Издалека местные казались стадом, и с этим было сложно что-то поделать, да и не очень хотелось. Чаще Федор, наоборот, представлял себя единственным или в крайнем случае последним носителем интеллекта, героически сбежавшим из-под прозрачного колпака, теперь уже плотно подогнанного к размашистой блинной сковороде. Пренебрежительное отношение к городу помогало Федору выселить из нового дома увязавшихся за ним демонов, но вот он сам, смущенный и отрешенный, завалился назад в отчизну и пытается сочинить правдоподобный монолог о переосмыслении и привязанности. Вдобавок ко всему он хотел не только заново или даже впервые породниться с аборигенами, но и научить дикарей каким-нибудь невиданным фокусам, а возможно, и спасти их от неминуемой гибели. Город трепыхался в агональных судорогах, однако Федор был уверен, что здесь еще можно жить, стоит только осмелиться на перемены. Этим проверенным рецептом он гордился и потихоньку хорохорился в своих четырех стенах, а однажды, преисполненный мудрости и храбрости, даже пнул слегка опостылевший санькин скутер, пробуробив самому себе: «Да это я тут самый крутой и просветленный».
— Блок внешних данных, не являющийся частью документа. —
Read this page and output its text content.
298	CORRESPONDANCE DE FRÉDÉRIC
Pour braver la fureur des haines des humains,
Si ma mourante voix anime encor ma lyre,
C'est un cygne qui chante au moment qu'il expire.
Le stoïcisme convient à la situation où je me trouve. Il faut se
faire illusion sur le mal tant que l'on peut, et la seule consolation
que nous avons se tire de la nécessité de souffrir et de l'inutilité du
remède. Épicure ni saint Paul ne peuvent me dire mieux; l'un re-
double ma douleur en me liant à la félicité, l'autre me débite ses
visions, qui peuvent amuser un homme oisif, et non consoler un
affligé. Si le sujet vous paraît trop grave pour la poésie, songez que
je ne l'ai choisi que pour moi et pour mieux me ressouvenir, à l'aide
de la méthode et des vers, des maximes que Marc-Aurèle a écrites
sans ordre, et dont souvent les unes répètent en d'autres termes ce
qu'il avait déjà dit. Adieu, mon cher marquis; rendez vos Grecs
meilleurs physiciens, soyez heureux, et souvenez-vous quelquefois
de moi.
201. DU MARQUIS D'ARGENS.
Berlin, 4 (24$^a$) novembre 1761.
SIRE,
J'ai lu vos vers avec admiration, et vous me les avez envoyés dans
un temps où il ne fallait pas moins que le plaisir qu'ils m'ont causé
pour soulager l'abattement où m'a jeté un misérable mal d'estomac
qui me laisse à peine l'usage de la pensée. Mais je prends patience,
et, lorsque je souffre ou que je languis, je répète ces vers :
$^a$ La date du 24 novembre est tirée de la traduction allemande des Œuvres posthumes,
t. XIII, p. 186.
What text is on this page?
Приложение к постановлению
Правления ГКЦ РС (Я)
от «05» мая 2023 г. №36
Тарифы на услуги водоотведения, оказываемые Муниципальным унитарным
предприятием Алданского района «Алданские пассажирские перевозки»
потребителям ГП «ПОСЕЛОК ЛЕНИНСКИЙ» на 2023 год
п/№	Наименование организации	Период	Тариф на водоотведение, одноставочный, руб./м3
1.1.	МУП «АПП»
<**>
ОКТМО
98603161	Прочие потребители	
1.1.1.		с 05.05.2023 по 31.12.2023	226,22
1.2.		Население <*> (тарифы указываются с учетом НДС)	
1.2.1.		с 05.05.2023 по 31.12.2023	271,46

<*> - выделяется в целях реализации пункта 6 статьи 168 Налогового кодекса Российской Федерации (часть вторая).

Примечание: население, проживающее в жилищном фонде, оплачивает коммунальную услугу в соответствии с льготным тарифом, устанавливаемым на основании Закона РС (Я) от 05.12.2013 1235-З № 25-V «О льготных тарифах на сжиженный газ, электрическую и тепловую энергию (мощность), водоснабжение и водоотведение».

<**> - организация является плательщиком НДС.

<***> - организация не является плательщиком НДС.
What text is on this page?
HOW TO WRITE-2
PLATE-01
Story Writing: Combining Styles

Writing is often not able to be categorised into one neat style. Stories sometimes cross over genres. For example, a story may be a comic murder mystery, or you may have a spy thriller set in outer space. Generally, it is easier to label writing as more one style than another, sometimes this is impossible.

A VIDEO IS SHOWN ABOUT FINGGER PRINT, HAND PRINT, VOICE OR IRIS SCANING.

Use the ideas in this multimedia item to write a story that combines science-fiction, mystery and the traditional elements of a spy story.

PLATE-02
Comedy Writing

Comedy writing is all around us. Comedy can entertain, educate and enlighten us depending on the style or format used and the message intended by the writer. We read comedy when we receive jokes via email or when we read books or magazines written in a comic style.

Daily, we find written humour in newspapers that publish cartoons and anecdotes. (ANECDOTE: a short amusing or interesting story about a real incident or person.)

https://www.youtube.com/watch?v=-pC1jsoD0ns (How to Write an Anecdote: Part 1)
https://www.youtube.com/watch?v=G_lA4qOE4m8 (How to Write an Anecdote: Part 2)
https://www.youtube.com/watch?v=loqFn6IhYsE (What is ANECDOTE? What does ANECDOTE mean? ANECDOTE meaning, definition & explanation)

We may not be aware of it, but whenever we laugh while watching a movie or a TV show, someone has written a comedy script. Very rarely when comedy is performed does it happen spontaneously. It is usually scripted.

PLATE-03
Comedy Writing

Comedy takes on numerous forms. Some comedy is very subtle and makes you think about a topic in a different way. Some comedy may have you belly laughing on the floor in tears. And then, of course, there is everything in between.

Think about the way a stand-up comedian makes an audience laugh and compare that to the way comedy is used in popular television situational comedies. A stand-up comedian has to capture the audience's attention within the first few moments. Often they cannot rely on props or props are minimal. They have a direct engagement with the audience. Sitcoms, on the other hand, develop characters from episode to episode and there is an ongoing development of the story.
Но все-таки первое время Федор планировал провести в свое удовольствие, и после вечерних прогулок он устраивал одиночные оргии, позволяя себе все то, что ему никто не запрещал и в предыдущей жизни. Отыскав во втором ряду видеокассет запретную киноленту, он запустил ее к праздничному ужину, состоявшему из необъятного кремового торта с розочками и шоколадным драже и литровой бутылки пива, которое, в отличие от Федора, было нефильтрованным. Так он отметил три месяца с момента самого дерзкого поступка в своей жизни. К этому времени у него была работа, секс, истоптанный, но еще не наскучивший город и облачные надежды, которыми иногда тянуло с кем-нибудь поделиться. Напиваться в одиночку Федор считал приятной, но все же дурной практикой, поэтому следующую пирушку он планировал закатить уже с корешами. Федор не помнил, как их заводить, и побаивался встречаться со старыми, которые в здешней среде повзрослели гораздо раньше и глубже, чем он в своем парадизе. Впрочем, самопальный дедлайн по ассимиляции Федор еще не прозевал. Свою слоеную жизнь он закинул в духовку и практически приготовился запекать.
11.
Единственным человеком, которому Федор рассказал про Вику, был Лев Сергеевич. После занятия, посвященного способам выражения ближайшего будущего, Федор планировал собрать рюкзак и отправиться восвояси, но тут Лев Сергеевич, от какой-то скуки прислушавшийся к заключительному фрагменту урока, воспрял и с плохо скрываемым балагурством просипел: «¡Voy a fumar un сигарета!10 Составите мне компанию? Побеседуем». От таких предложений таких персонажей Федор отказываться не умел, и они отправились на балкон, общий для всех жителей седьмого этажа.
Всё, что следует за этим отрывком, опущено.